What did Sacks’ competitive days do for him? It was mostly injurious, he admits. “And, like many excesses, weightlifting exacted a price. I had pushed my quadriceps, in squatting, far beyond their natural limits, and this predisposed them to injury, and it was sure not unrelated to my mad squatting that I ruptured one quadricep tendon in 1974 and the other in 1984.”

Later in life, Sacks found athletic satisfaction (“character” building, if you will) swimming long, slow distances: “timelessly, without fear or fret,” as he described it. I can’t help but draw a mental comparison of this swimming bodybuilder to the Boston-marathon champion Burfoot going for a walk or the founding father of CrossFit doing breathing exercises.

What did swimming offer Sacks that bodybuilding could not? “It relaxed me and got my brain going,” he wrote. “Thoughts and images, sometimes whole paragraphs, would start to swim through my mind, and I had to land every so often to pour them onto a yellow pad I kept on a picnic table by the side of the lake.”

The once muscle-bound hulk took his ruined knees to the open water and found calm, reflection, fulfillment, and ideas.

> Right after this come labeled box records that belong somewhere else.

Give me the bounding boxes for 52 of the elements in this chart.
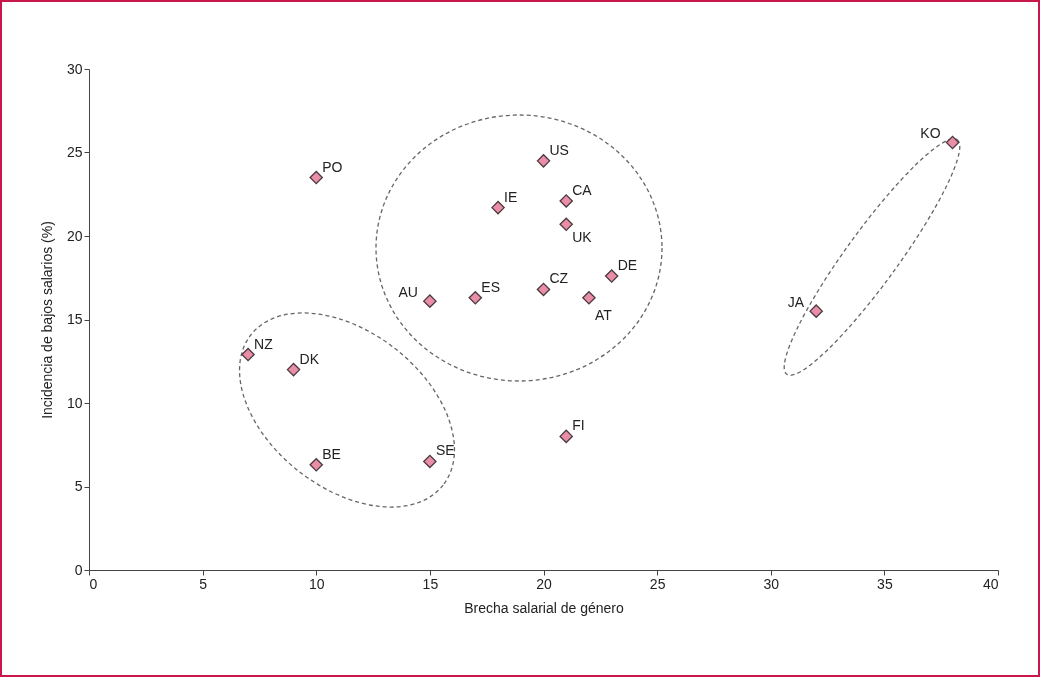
annotation: NZ xyxy=(254,335,274,352)
point xyxy=(536,282,551,297)
annotation: DE xyxy=(617,257,638,274)
x-tick-label: 0 xyxy=(89,575,98,592)
y-tick-label: 20 xyxy=(66,227,83,244)
annotation: CZ xyxy=(549,270,569,287)
y-axis-title: Incidencia de bajos salarios (%) xyxy=(38,221,55,419)
y-tick-label: 30 xyxy=(66,60,83,77)
y-tick-label: 15 xyxy=(66,311,83,327)
x-tick-label: 5 xyxy=(199,575,208,592)
annotation: IE xyxy=(504,188,518,205)
point xyxy=(582,291,596,305)
point xyxy=(309,458,324,472)
x-tick-label: 15 xyxy=(422,575,439,592)
annotation: SE xyxy=(435,442,455,459)
annotation: DK xyxy=(299,350,320,367)
point xyxy=(423,294,437,308)
x-tick-label: 25 xyxy=(649,575,666,592)
point xyxy=(559,217,573,232)
annotation: AU xyxy=(398,284,418,301)
x-tick-label: 40 xyxy=(982,575,999,592)
x-tick-label: 10 xyxy=(308,575,325,592)
annotation: CA xyxy=(572,181,593,198)
point xyxy=(559,194,573,208)
annotation: FI xyxy=(572,417,585,434)
annotation: AT xyxy=(594,306,613,323)
x-tick-label: 20 xyxy=(536,575,552,592)
point xyxy=(309,170,324,185)
point xyxy=(491,200,505,215)
annotation: UK xyxy=(572,229,593,246)
point xyxy=(809,304,823,318)
point xyxy=(945,135,960,150)
point xyxy=(286,362,301,377)
annotation: JA xyxy=(787,294,805,311)
point xyxy=(423,454,437,469)
x-axis-title: Brecha salarial de género xyxy=(464,599,624,616)
y-tick-label: 0 xyxy=(74,561,83,578)
point xyxy=(559,429,573,444)
y-tick-label: 5 xyxy=(74,478,83,494)
point xyxy=(536,154,551,168)
annotation: PO xyxy=(322,158,343,175)
annotation: US xyxy=(549,141,569,158)
x-tick-label: 30 xyxy=(763,575,780,592)
point xyxy=(468,291,483,305)
point xyxy=(604,269,619,283)
annotation: ES xyxy=(481,278,501,295)
x-tick-label: 35 xyxy=(877,575,893,592)
y-tick-label: 10 xyxy=(66,394,83,411)
point xyxy=(241,347,255,362)
annotation: KO xyxy=(920,125,941,142)
annotation: BE xyxy=(322,445,341,462)
y-tick-label: 25 xyxy=(66,144,83,160)
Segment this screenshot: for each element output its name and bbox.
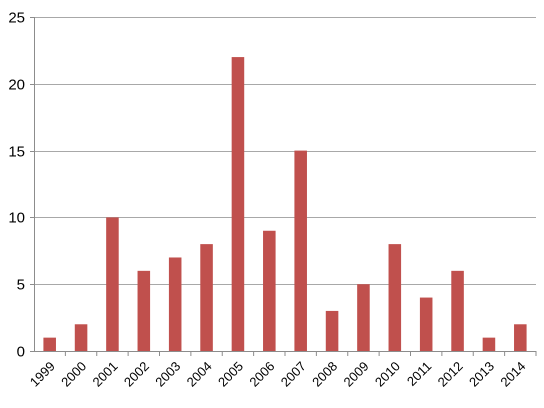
x-tick-label: 2001	[90, 359, 121, 390]
x-tick-label: 1999	[27, 359, 58, 390]
bar-2013	[482, 337, 496, 351]
bar-2005	[231, 57, 245, 351]
bar-1999	[43, 337, 56, 351]
bar-2008	[325, 310, 339, 351]
x-tick-label: 2009	[341, 359, 372, 390]
bar-2000	[74, 324, 88, 351]
y-tick-label: 5	[17, 277, 25, 294]
y-tick-label: 25	[8, 10, 25, 27]
x-tick-labels: 1999 2000 2001 2002 2003 2004 2005 2006 2007 2008…	[27, 359, 529, 390]
x-tick-label: 2000	[58, 359, 89, 390]
bar-2004	[200, 244, 213, 351]
bar-2007	[294, 150, 307, 351]
y-tick-labels: 0 5 10 15 20 25	[8, 10, 25, 361]
bar-2014	[514, 324, 527, 351]
axes	[30, 17, 537, 356]
x-tick-label: 2004	[184, 359, 215, 390]
x-tick-label: 2003	[152, 359, 183, 390]
x-tick-label: 2010	[372, 359, 403, 390]
bar-2012	[451, 270, 464, 351]
bar-2002	[137, 270, 151, 351]
x-tick-label: 2002	[121, 359, 152, 390]
bars	[43, 57, 527, 351]
bar-2003	[168, 257, 182, 351]
x-tick-label: 2008	[309, 359, 340, 390]
x-tick-label: 2012	[435, 359, 466, 390]
x-tick-label: 2011	[404, 359, 434, 389]
bar-2010	[388, 244, 402, 351]
x-tick-label: 2013	[466, 359, 497, 390]
x-tick-label: 2005	[215, 359, 246, 390]
bar-2009	[357, 284, 370, 351]
bar-2011	[419, 297, 433, 351]
y-tick-label: 10	[8, 210, 25, 227]
bar-2006	[263, 230, 276, 351]
y-tick-label: 15	[8, 144, 25, 161]
x-tick-label: 2014	[497, 359, 528, 390]
bar-2001	[106, 217, 119, 351]
y-tick-label: 20	[8, 77, 25, 94]
x-tick-label: 2007	[278, 359, 309, 390]
x-tick-label: 2006	[246, 359, 277, 390]
y-tick-label: 0	[17, 344, 25, 361]
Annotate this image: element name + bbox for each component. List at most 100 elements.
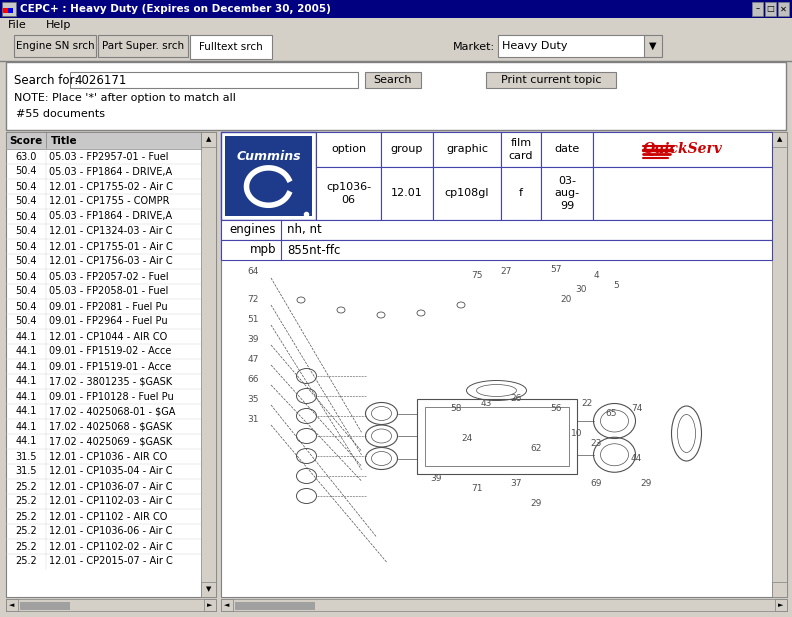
Text: Search: Search <box>374 75 413 85</box>
Bar <box>0 0 792 18</box>
Text: 20: 20 <box>561 296 572 305</box>
Text: Help: Help <box>46 20 71 30</box>
Text: 09.01 - FP2081 - Fuel Pu: 09.01 - FP2081 - Fuel Pu <box>49 302 168 312</box>
Bar <box>365 72 421 88</box>
Bar <box>3 8 8 13</box>
Text: ►: ► <box>208 602 213 608</box>
Text: 25.2: 25.2 <box>15 497 37 507</box>
Bar <box>433 132 501 167</box>
Text: File: File <box>8 20 27 30</box>
Bar <box>70 72 358 88</box>
Bar <box>316 132 381 167</box>
Text: 74: 74 <box>630 404 642 413</box>
Bar <box>417 399 577 473</box>
Bar <box>541 132 593 167</box>
Text: 29: 29 <box>641 479 652 488</box>
Text: 17.02 - 3801235 - $GASK: 17.02 - 3801235 - $GASK <box>49 376 172 386</box>
Text: 43: 43 <box>481 399 492 408</box>
Bar <box>316 167 381 220</box>
Text: 44.1: 44.1 <box>15 331 36 341</box>
Text: 47: 47 <box>247 355 259 365</box>
Text: 50.4: 50.4 <box>15 286 36 297</box>
Text: 4026171: 4026171 <box>74 73 127 86</box>
Bar <box>201 132 216 147</box>
Text: nh, nt: nh, nt <box>287 223 322 236</box>
Bar <box>433 167 501 220</box>
Bar <box>225 136 312 216</box>
Bar <box>221 132 316 220</box>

In his memoir, What I Talk About When I Talk About Running the bestselling novelist Haruki Murakami tells of his own athletic midlife moment. “In long-distance running the only opponent you have to beat is yourself, the way you used to be,” he writes. The book captures a writer in conflict, as Murakami trains for his fourth New York City Marathon at the age of 56. “Since my forties, though, this system of self-assessment has gradually changed. Simply put, I am no longer able to improve my time. I guess it’s inevitable considering my age. At a certain age everybody reaches their physical peak.”

While Murakami trains and pushes himself — with confidence, sometimes recklessness, and self-deprecation about his athletic “mediocrity” — he gains ground on the core meaning of this activity that gets beyond the competitiveness. “No matter how mundane some action might appear,” he concludes, “keep at it long enough and it becomes a contemplative, even meditative act.”

“You can’t just tune out and do the work. Sport, combat, and life don’t work like that.” — Kelly Starrett

Walk more. Track sleep. Stretch. Move. Repeat. This is the formula, and it may be enough to stop me from becoming a glory-day-espousing jock or, worse, a terminally dissatisfied pleasure seeker who replaces fitness with creature comforts. Still, I’d like to go further.

I’m thinking I need to approach my fitness a bit more like I approach parenting. The daily tasks of any one parent usually (best case) sound, well, mundane. For me, I provide breakfast and pack lunch, get them to school on time, pick them up and take them for a walk or to the playground, do homework or play, provide dinner, draw a bath, and complete the bedtime rituals (read books, tell a story, give a good firm tuck and cuddle). It’s the routine, and we usually stick to it. And it’s significant to my family. The routine helps us all to feel safe, be present, and even to realize (cue a resonant gong) this is life. Likewise, there’s joy and satisfaction and presence in my fitness routine. It’s not about race day after all — it’s the training that matters.

This month, I signed up for a spring half-marathon — the first race I’ve even thought about entering since turning 40. I’m going to train for it. But my goal is to focus on my excitement for the event — the joyous crowds of a big road race — while disregarding age group placement and putting only a little thought into my goal time. In my training over the next few months, I plan to work on becoming a more meditative runner and listening to my body. I want to run forever. So I’ll walk, so I’ll sleep, I’ll put in the pragmatic cross-training that a person who isn’t 25 needs to. I don’t know what forever holds, but at least I know my next steps.